# Have A New Friend Here



## Miss Paige (Apr 4, 2008)

We have a new foster that is staying with us for a while-she is 12-13 years old. Not much else I can say expect she is a darling and seems to think she has been here forever.

She found Rommy Man's toy pile the first night-and the "Man" has been ticked at me ever since. She will go get a toy play with it then put it down and get another one-you can't tell she is the age she is. Rom looks at me like-Hey Mom Stop her-and you can see he is thinking all the toys MUST be washed before he can play with them. Paige is fine with her as long as the "Princess" gets lots of TLC first and last.

Pat (humom to)
Miss Paige
Mr Roman
Ms Tease
Ms Frannie (still in my heart & my true angel girl)


----------



## Suzi (Oct 27, 2010)

I'm glad she is adjusting so good. We want a picture


----------



## davetgabby (Dec 29, 2007)

:yo:Too cute Pat, good for you. Again.


----------



## pjewel (Apr 11, 2007)

I'm so happy for her that she's feeling at home. I'd love to see photos.


----------



## Kathie (Jul 31, 2008)

Pat, I'm so glad Miss Tease is fitting right in! You are a special lady!


----------



## Julie (Feb 8, 2007)

awww.....she sounds so sweet Pat! I hope you can post a pix of her.hoto:

Is she staying with you long term?


----------



## Laurief (Nov 7, 2006)

I cant wait to see Tula with you guys!! I think that she is in the PERFECT foster home!!


----------



## Flynn Gentry-Taylor (Jan 17, 2008)

So happy she loves the toys. Do send along photos when you can, she is a lucky lady to have you.


----------



## The Laughing Magpie (Aug 20, 2009)

She sounds so cute and at least the toys are being shared. My Yogi after all these months still does not like to share and will take the toys back. I hope you will be able to post a picture. Until then please keep drawing them for us with your words


----------



## Miss Paige (Apr 4, 2008)

Thought I would bring everyone up to date on Ms Tease-she is still with us-still bugging Rommy Man-still playing with HIS toys.

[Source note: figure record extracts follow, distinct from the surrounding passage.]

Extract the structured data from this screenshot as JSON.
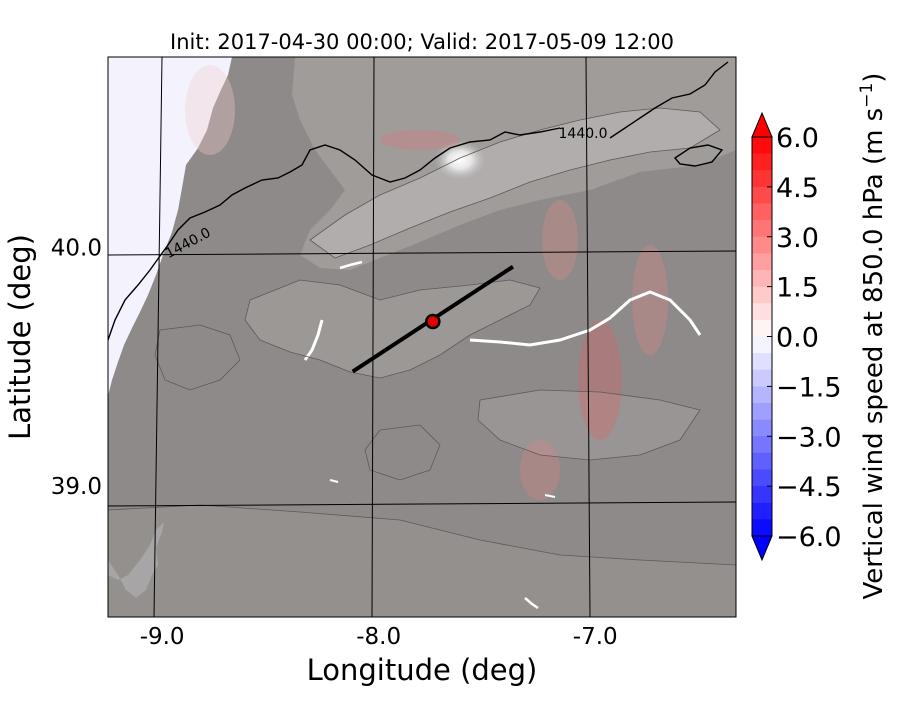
{
  "chart_data": {
    "type": "heatmap",
    "title": "Init: 2017-04-30 00:00; Valid: 2017-05-09 12:00",
    "xlabel": "Longitude (deg)",
    "ylabel": "Latitude (deg)",
    "xlim": [
      -9.25,
      -6.35
    ],
    "ylim": [
      38.45,
      40.8
    ],
    "x_ticks": [
      {
        "value": -9.0,
        "label": "-9.0"
      },
      {
        "value": -8.0,
        "label": "-8.0"
      },
      {
        "value": -7.0,
        "label": "-7.0"
      }
    ],
    "y_ticks": [
      {
        "value": 39.0,
        "label": "39.0"
      },
      {
        "value": 40.0,
        "label": "40.0"
      }
    ],
    "contour_labels": [
      {
        "text": "1440.0",
        "lon": -8.95,
        "lat": 40.02
      },
      {
        "text": "1440.0",
        "lon": -7.53,
        "lat": 40.52
      }
    ],
    "cross_section": {
      "start": {
        "lon": -8.12,
        "lat": 39.48
      },
      "end": {
        "lon": -7.38,
        "lat": 39.92
      },
      "marker": {
        "lon": -7.75,
        "lat": 39.69
      }
    },
    "colorbar": {
      "label": "Vertical wind speed at 850.0 hPa (m s$^{-1}$)",
      "label_main": "Vertical wind speed at 850.0 hPa (m s",
      "label_sup": "−1",
      "label_close": ")",
      "min": -6.0,
      "max": 6.0,
      "tick_values": [
        6.0,
        4.5,
        3.0,
        1.5,
        0.0,
        -1.5,
        -3.0,
        -4.5,
        -6.0
      ],
      "tick_labels": [
        "6.0",
        "4.5",
        "3.0",
        "1.5",
        "0.0",
        "−1.5",
        "−3.0",
        "−4.5",
        "−6.0"
      ],
      "cmap": "bwr",
      "extend": "both",
      "color_max": "#ff0000",
      "color_mid": "#ffffff",
      "color_min": "#0000ff"
    }
  }
}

Leaves the Princess Miss Paige alone-seems to know not to mess with her. Loves to play fetch-still a little overweight-down to 15lbs from 17. We thought she might have Cushings-did the blood test-came back negative so she is really a pretty healthy older pupster-I will be taking pictures soon and everyone check the HRI Web site-to see her on her ready for adoption page. Ms Tease knows just what she wants in a home and I will be writing that list for her.

Pat (humom to)
Miss Paige
Mr Roman
Ms Tease (for a while)
Ms Frannie (my true angel girl)


----------



## Kathie (Jul 31, 2008)

Great to hear she's doing so well, Pat!


----------



## Sheri (Oct 11, 2008)

I rushed to see pictures, but they're not there yet... and it's been over an hour and a half... :suspicious:


----------



## The Laughing Magpie (Aug 20, 2009)

Hope to see the little miss soon.


----------



## davetgabby (Dec 29, 2007)

op2:


----------